Worksheet 3.1

Example answer to short answer question 3 (Chapter 3)

This model answer is a guide for students in terms of structure and content. It represents above-average work.

3Explain how technology can be used to investigate cognitive processes.[8 marks]

The studies I discuss show the two most important contributions that studies based on fMRI can make: identifying which areas of the brain are involved in decision-making and helping to decide between competing psychological theories of behaviour.

fMRI technology monitors blood flow in the brain over time. All studies relying on fMRI are based on the premise that the more active a brain region is, the more blood it needs. So, fMRI can be used to identify brain areas involved in decision-making. Huettel et al. (2006) provide a very good example of the second, and increasingly very important, use of fMRI technology – helping us to decide which among competing psychological theories are more likely to be valid when it is not easy to compare the theories by relying on purely behavioural methods.

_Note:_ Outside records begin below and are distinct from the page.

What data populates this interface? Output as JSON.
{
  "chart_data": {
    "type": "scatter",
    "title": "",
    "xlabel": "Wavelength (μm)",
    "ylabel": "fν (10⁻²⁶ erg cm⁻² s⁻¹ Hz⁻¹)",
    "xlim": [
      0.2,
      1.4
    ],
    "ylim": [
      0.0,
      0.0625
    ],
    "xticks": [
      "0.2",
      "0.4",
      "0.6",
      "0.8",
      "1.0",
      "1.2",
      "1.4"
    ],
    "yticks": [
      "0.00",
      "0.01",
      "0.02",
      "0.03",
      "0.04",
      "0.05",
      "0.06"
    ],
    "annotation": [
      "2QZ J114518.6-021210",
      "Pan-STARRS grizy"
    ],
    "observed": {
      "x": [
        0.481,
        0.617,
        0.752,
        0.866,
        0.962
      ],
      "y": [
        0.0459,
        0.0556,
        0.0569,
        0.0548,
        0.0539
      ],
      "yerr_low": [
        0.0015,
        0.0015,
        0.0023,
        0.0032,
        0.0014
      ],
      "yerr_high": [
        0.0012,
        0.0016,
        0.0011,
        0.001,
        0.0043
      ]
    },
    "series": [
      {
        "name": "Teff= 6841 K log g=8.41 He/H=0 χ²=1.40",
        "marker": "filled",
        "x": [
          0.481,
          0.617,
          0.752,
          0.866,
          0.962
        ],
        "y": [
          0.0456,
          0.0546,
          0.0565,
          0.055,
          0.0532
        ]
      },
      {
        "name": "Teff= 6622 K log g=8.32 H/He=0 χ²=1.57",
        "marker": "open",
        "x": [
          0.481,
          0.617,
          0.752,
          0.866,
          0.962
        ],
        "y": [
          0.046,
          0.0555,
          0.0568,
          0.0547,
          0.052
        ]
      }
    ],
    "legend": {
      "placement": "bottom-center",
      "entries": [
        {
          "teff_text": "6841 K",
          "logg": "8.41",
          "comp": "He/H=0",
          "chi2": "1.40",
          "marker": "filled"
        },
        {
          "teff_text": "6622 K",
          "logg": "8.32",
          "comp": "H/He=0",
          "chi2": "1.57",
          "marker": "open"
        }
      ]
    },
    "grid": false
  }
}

Many fMRI studies have been carried out in attempts to identify brain regions involved in decision-making. In general, the activation of areas in the prefrontal cortex and the parietal cortex increases during decision-making (Platt, 2002). Moreover, the activation is stronger when the decisions studied involve risk (Paulus et al., 2001).

Huettel et al. (2006) used fMRI technology to differentiate between ambiguous decisions and risky decisions, a distinction which has proved very difficult to draw based only on behavioural decision-making research.

Risk and ambiguity can be defined as follows: a decision with several possible outcomes involves risk if the probabilities of the various outcomes are known. A decision with several outcomes involves ambiguity if the probabilities with which the various outcomes can occur are not known. Huettel et al. addressed the following question: Would decisions involving risk be associated with different brain activation patterns? They presented participants with pairs of monetary gambles. The gambles included, among others, ambiguous and risky gambles and the participants had to choose among them.

Huettel et al. confirmed earlier findings about the brain regions that are activated in decision-making tasks. Thus, the list of brain structures showing high levels of activation included the prefrontal cortex and parietal cortex. More importantly, Huettel et al. were able to identify brain regions that showed a selective increase in activation for decision-making under ambiguity compared to decision-making under risk. Preference for ambiguity was associated with increased activation in the lateral prefrontal cortex, while preference for risk was associated with increased activity in the posterior parietal cortex. Huettel et al. concluded that ambiguous decision-making does not represent a special case of risky decision-making but a different type of decision-making.